Os cálculos sobre o efeito que o aquecimento global pode ter na flora e na fauna indicam que entre 20% e 30% das espécies desaparecerão se as temperaturas subirem entre 1,5 e 2,5 graus Celsius.
Esta elevação da temperatura pode ocorrer até meados do século, e o ritmo de extinção das espécies aumentará com o aquecimento do planeta.

Até o final do século, os cientistas prevêem que a temperatura média subirá em até 6,4 graus Celsius, a não ser que os países diminuam as emissões de dióxido de carbono, consideradas responsáveis pela mudança climática.


Histórico:
Os pesquisadores que analisaram os fósseis do planeta descobriram que variações de temperatura semelhantes foram observadas em todas as extinções pré-históricas em massa.
Das cinco registradas, a mais recente é a do Cretáceo-Terciário, ocorrida há 65 milhões de anos, quando as temperaturas do planeta eram 4 graus Celsius maiores que as atuais.
Acredita-se que um clima tipo estufa, provavelmente aliado ao impacto de um meteoro, teria contribuído para a extinção dos dinossauros.
A maior extinção aconteceu no final do período Pérmico, há 251 milhões de anos, quando aproximadamente 95% das espécies marítimas e 70% das terrestres desapareceram do planeta.
Naquela época, acredita-se que as temperaturas fossem cerca de 6 graus mais elevadas que as atuais.
Quatro das cinco extinções em massa foram causadas por climas tipo estufa, enquanto só a primeira teve relação com temperaturas mais baixas: naquela época foram formadas várias geleiras, e o nível do mar diminuiu.
Segundo Tim Benton, da Universidade de Leeds, o que ocorre atualmente com o clima esboça um futuro negro para muitas espécies, mas é possível que novas apareçam.
Desta forma, as borboletas podem desenvolver músculos mais fortes que permitam a elas bater as asas e alcançar lugares onde elas não tenham concorrentes, e talvez o processo torne estes insetos tão diferentes que seja preciso classificá-los como uma nova espécie.

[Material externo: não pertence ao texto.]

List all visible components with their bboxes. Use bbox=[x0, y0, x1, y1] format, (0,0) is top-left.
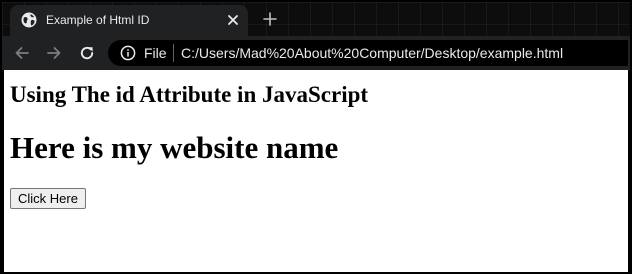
page-content: Using The id Attribute in JavaScript Her… bbox=[4, 70, 628, 272]
tab-strip: Example of Html ID bbox=[2, 2, 630, 36]
arrow-left-icon[interactable] bbox=[13, 44, 31, 62]
page-title: Here is my website name bbox=[10, 130, 339, 165]
info-icon[interactable] bbox=[120, 45, 136, 61]
tab-title: Example of Html ID bbox=[46, 13, 150, 27]
browser-window: Example of Html ID File C:/Users/Mad%20A… bbox=[0, 0, 632, 274]
reload-icon[interactable] bbox=[78, 44, 96, 62]
plus-icon[interactable] bbox=[262, 11, 278, 27]
browser-tab[interactable]: Example of Html ID bbox=[10, 5, 248, 36]
address-divider bbox=[173, 44, 174, 62]
globe-icon bbox=[21, 12, 37, 28]
url-text[interactable]: C:/Users/Mad%20About%20Computer/Desktop/… bbox=[181, 45, 563, 61]
page-subheading: Using The id Attribute in JavaScript bbox=[10, 82, 369, 107]
scheme-label: File bbox=[144, 45, 167, 61]
click-here-button[interactable]: Click Here bbox=[10, 188, 86, 209]
close-icon[interactable] bbox=[225, 12, 241, 28]
arrow-right-icon[interactable] bbox=[45, 44, 63, 62]
address-bar[interactable]: File C:/Users/Mad%20About%20Computer/Des… bbox=[108, 40, 628, 66]
browser-toolbar: File C:/Users/Mad%20About%20Computer/Des… bbox=[2, 36, 630, 70]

Efeito estufa atingiu nível esperado só daqui a dez anos


Gases do efeito estufa atingiram níveis perigosos:


O boom da economia global levou a emissão de gases do efeito estufa a um perigoso patamar que só era esperado dentro de uma década e que poderá gerar danos climáticos potencialmente irreversíveis, afirmou um dos maiores cientistas da Austrália.

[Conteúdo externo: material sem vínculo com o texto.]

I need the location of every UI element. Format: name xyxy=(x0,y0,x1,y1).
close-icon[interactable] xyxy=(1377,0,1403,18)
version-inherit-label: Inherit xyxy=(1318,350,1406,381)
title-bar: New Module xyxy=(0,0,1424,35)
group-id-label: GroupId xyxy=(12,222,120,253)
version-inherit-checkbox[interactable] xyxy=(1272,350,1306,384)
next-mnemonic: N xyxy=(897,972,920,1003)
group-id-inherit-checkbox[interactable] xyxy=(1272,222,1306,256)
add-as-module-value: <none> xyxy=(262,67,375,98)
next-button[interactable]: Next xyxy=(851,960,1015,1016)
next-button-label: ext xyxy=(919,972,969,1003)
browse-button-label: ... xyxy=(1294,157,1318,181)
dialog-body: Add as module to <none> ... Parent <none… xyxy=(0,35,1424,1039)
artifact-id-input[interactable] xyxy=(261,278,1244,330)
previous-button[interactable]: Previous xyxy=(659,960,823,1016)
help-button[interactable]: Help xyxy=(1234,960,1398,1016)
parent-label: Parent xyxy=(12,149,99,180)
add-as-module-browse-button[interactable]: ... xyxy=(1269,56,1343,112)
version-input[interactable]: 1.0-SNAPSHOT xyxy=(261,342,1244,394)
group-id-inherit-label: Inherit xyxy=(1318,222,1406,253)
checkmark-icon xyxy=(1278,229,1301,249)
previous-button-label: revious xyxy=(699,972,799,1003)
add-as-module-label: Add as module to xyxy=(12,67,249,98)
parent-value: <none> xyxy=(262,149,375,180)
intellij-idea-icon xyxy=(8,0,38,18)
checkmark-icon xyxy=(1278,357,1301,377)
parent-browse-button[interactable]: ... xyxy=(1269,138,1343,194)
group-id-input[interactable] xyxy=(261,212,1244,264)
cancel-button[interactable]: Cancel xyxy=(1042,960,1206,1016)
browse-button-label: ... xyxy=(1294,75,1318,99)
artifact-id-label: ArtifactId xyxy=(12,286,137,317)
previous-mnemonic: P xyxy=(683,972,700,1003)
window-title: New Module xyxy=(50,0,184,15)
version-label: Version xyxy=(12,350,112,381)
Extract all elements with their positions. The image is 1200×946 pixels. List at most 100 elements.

Tim Flannery, um especialista em questões climáticas reconhecido mundialmente e vencedor do Prêmio Australiano do Ano em 2007, afirmou que o relatório da Organização das Nações Unidas (ONU) sobre as mudanças climáticas a ser divulgado em novembro mostrará que os gases do efeito estufa já atingiram níveis perigosos.


Segundo Flannery, o relatório do Painel Intergovernamental sobre as Mudanças Climáticas (IPCC) mostrará que os gases do efeito estufa presentes na atmosfera na metade de 2005 haviam atingido uma concentração de cerca de 455 partes por milhão de dióxido de carbono equivalente -- um cenário previsto para instalar-se daqui a 10 anos.


"Acreditamos que chegaríamos a esse limiar em cerca de uma década", disse Flannery a canais de TV australianos na noite de segunda-feira.


"Segundo o relatório, a quantidade de gases do efeito estufa na atmosfera já está acima do limite e já há a possibilidade de haver mudanças climáticas perigosas."


Flannery, da Universidade Macquarie, disse ter visto os dados que integrarão o documento do IPCC.


O cientista afirmou que a expansão da economia global, com destaque para a China e a Índia, é um fator de peso por detrás da inesperada aceleração dos níveis de concentração dos gases do efeito estufa.


Representantes de todo o mundo reúnem-se em dezembro, em Bali (Indonésia), a fim de dar início a negociações sobre um acordo capaz de substituir o Protocolo de Kyoto, que fixa limites compulsórios de emissão e que deixa de vigorar em 2012.